Harmodius schnaubte verächtlich. »Du verwendest eine Mischung aus Gold und Grün«, sagte er. »Ich hätte schon vor vielen Jahren an diesen Ort kommen sollen, dann wäre meine Vorstellung von der Hermetik bereits früher durcheinander gebracht worden.«
Die Äbtissin sagte: »Es ist mein Wille, dass wir uns jetzt im Kreis aufstellen und miteinander verbinden.«
Harmodius zuckte zusammen. »Dadurch würde ich meine Geheimnisse jeder Frau im Raum preisgeben!«
»Ihr habt nicht viel für Frauen übrig, oder?«, fuhr Amicia ihn an. »Wir sind Eurer Ansicht nach zu geduldig und langsam in unserer Magie, nicht wahr?«
»Frauen sind sehr weise in der Heilkunde«, sagte Harmodius.
Amicia hob den Kopf, und eine Kugel aus goldenem Grün schwebte vor ihm.
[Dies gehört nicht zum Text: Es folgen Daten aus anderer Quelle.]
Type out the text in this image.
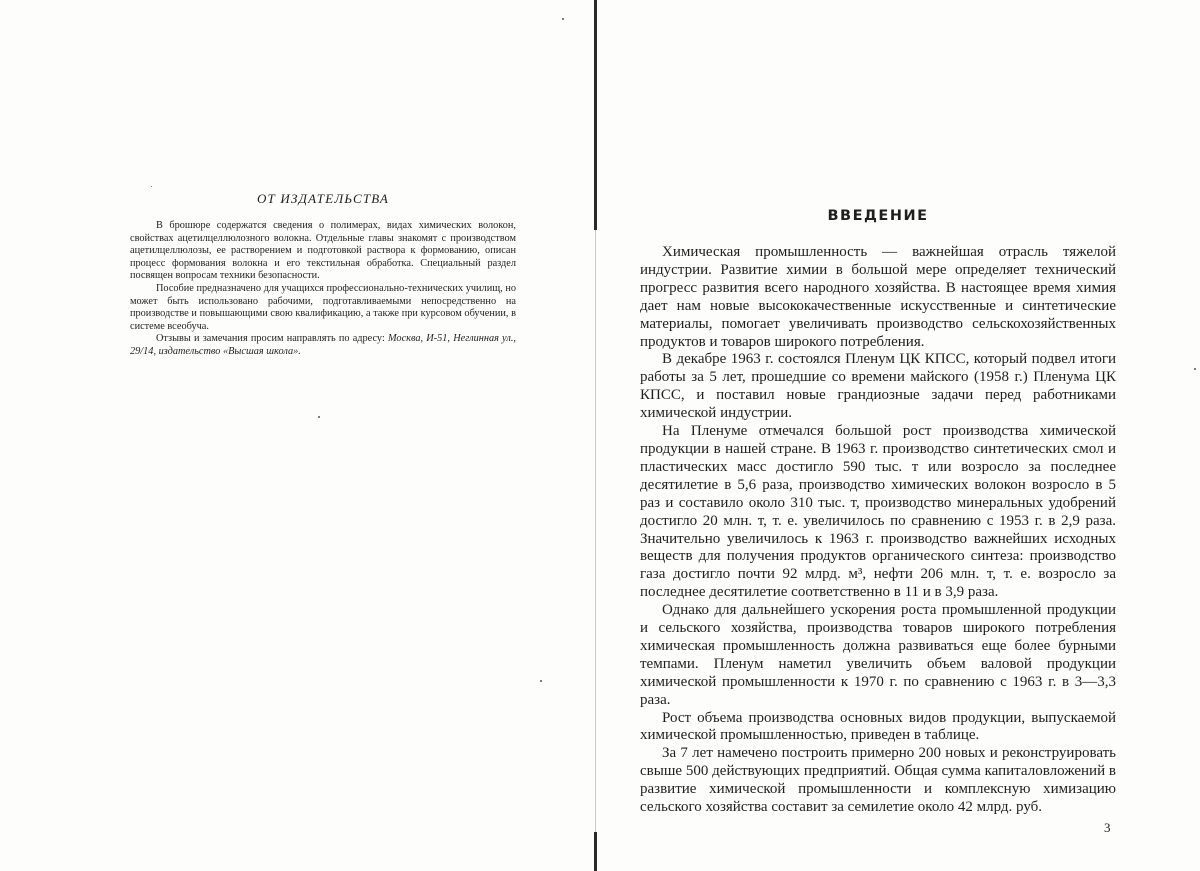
ОТ ИЗДАТЕЛЬСТВА

В брошюре содержатся сведения о полимерах, видах химических волокон, свойствах ацетилцеллюлозного волокна. Отдельные главы знакомят с производством ацетилцеллюлозы, ее растворением и подготовкой раствора к формованию, описан процесс формования волокна и его текстильная обработка. Специальный раздел посвящен вопросам техники безопасности.

Пособие предназначено для учащихся профессионально-технических училищ, но может быть использовано рабочими, подготавливаемыми непосредственно на производстве и повышающими свою квалификацию, а также при курсовом обучении, в системе всеобуча.

Отзывы и замечания просим направлять по адресу: Москва, И-51, Неглинная ул., 29/14, издательство «Высшая школа».

ВВЕДЕНИЕ

Химическая промышленность — важнейшая отрасль тяжелой индустрии. Развитие химии в большой мере определяет технический прогресс развития всего народного хозяйства. В настоящее время химия дает нам новые высококачественные искусственные и синтетические материалы, помогает увеличивать производство сельскохозяйственных продуктов и товаров широкого потребления.

В декабре 1963 г. состоялся Пленум ЦК КПСС, который подвел итоги работы за 5 лет, прошедшие со времени майского (1958 г.) Пленума ЦК КПСС, и поставил новые грандиозные задачи перед работниками химической индустрии.

На Пленуме отмечался большой рост производства химической продукции в нашей стране. В 1963 г. производство синтетических смол и пластических масс достигло 590 тыс. т или возросло за последнее десятилетие в 5,6 раза, производство химических волокон возросло в 5 раз и составило около 310 тыс. т, производство минеральных удобрений достигло 20 млн. т, т. е. увеличилось по сравнению с 1953 г. в 2,9 раза. Значительно увеличилось к 1963 г. производство важнейших исходных веществ для получения продуктов органического синтеза: производство газа достигло почти 92 млрд. м³, нефти 206 млн. т, т. е. возросло за последнее десятилетие соответственно в 11 и в 3,9 раза.

Однако для дальнейшего ускорения роста промышленной продукции и сельского хозяйства, производства товаров широкого потребления химическая промышленность должна развиваться еще более бурными темпами. Пленум наметил увеличить объем валовой продукции химической промышленности к 1970 г. по сравнению с 1963 г. в 3—3,3 раза.

Рост объема производства основных видов продукции, выпускаемой химической промышленностью, приведен в таблице.

За 7 лет намечено построить примерно 200 новых и реконструировать свыше 500 действующих предприятий. Общая сумма капиталовложений в развитие химической промышленности и комплексную химизацию сельского хозяйства составит за семилетие около 42 млрд. руб.

3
Sie trieb die Kugel zu einer Stelle, die sich ungefähr auf halbem Wege zwischen ihr selbst und Harmodius befand.
»Stellt mich auf die Probe«, sagte sie.
Der Hauptmann war überrascht von ihrer Heftigkeit.
Die Äbtissin hingegen zeigte ihr katzenhaftes Lächeln.
Harmodius zuckte mit den Schultern und schlug mit einer Phantasma-Faust gegen die Kugel.
Sie bewegte sich einen Fingerbreit.
Dann schoss sie durch den Raum auf Harmodius zu. Er fing sie auf, kämpfte mit ihr, und sie bewegte sich langsam, aber stetig zurück.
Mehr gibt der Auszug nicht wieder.